Thursday October 10 2019

Blocked. The Minister of State for

Blocked. The Minister of State for Privitisation, Ms Evelyn Anite (centre), talks to Mr David Lu, the general manager of Landy Industries Limited before officials from Uganda Investment Authority at Namanve on October 4, 2019. PHOTO BY ARTHUR ARNOLD 

By Editor

Soldiers from Internal Security Organisation (ISO) have finally withdrawn from a factory project site in Namanve industrial park, which they had cordoned off and denied the legitimate investor access to for a long time, with impunity.

The soldiers left reportedly after the President’s intervention. Several interventions by the Ministry of Finance and Uganda Investment Authority to have the site accessible had fallen on deaf ears as the investor and the project suffered losses.

When State Minister for Investment Evelyn Anite and the investor went to the site last Friday, the ISO soldiers guarding the site refused to leave and said they had been deployed there by ISO director general Col Bagenda Kaka.

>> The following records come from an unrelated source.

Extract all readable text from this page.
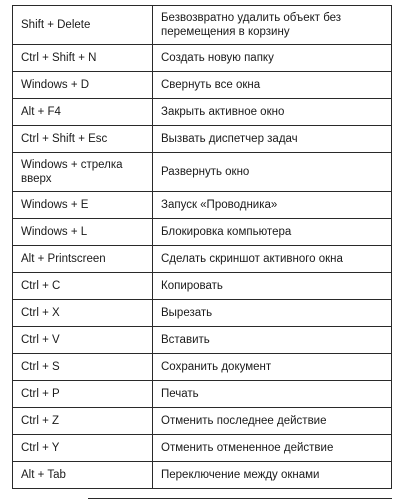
Shift + Delete	Безвозвратно удалить объект без перемещения в корзину
Ctrl + Shift + N	Создать новую папку
Windows + D	Свернуть все окна
Alt + F4	Закрыть активное окно
Ctrl + Shift + Esc	Вызвать диспетчер задач
Windows + стрелка вверх	Развернуть окно
Windows + E	Запуск «Проводника»
Windows + L	Блокировка компьютера
Alt + Printscreen	Сделать скриншот активного окна
Ctrl + C	Копировать
Ctrl + X	Вырезать
Ctrl + V	Вставить
Ctrl + S	Сохранить документ
Ctrl + P	Печать
Ctrl + Z	Отменить последнее действие
Ctrl + Y	Отменить отмененное действие
Alt + Tab	Переключение между окнами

It is puzzling how ISO got involved in such an investment matter. ISO’s primary mandate is to gather and process intelligence information on crime and national security.

The Namanve case was neither a criminal nor a security matter. One wonders which national security interest ISO was pursuing in a civil dispute over ownership of an investment plot in a government industrial park when there are statutory authorities mandated to manage investment affairs in the country and resolve such disputes.

ISO has no mandate or justification whatsoever to meddle in the process of determining which investor should get which land. That is the mandate of other statutory bodies such as Uganda
Investment Authority (UIA), ministry of Finance and Uganda Land Commission. True there was a dispute between two rival investors over the land. But UIA had resolved that matter.


This impunity by some errant security officers who think they can take over powers of other government authorities must be stopped. Whoever deployed soldiers at the Namanve site should be held accountable and punished.

If this kind of abuse and impunity is not punished, it will undermine investor confidence in the country’s statutory institutions mandated to handle investment and discourage other prospective investors. Legitimate and honest investors will not invest in a country where success of their projects depends on the whim and will of powerful individuals in government, rather than the established statutory bodies.

Institutions of government should be allowed to work and their decisions must be respected.
The aggrieved investor in the Namanve site dispute was deprived of the land by UIA. If he/she was dissatisfied with the decision he/she should have sought redress from established avenues of arbitration and justice such as courts of law.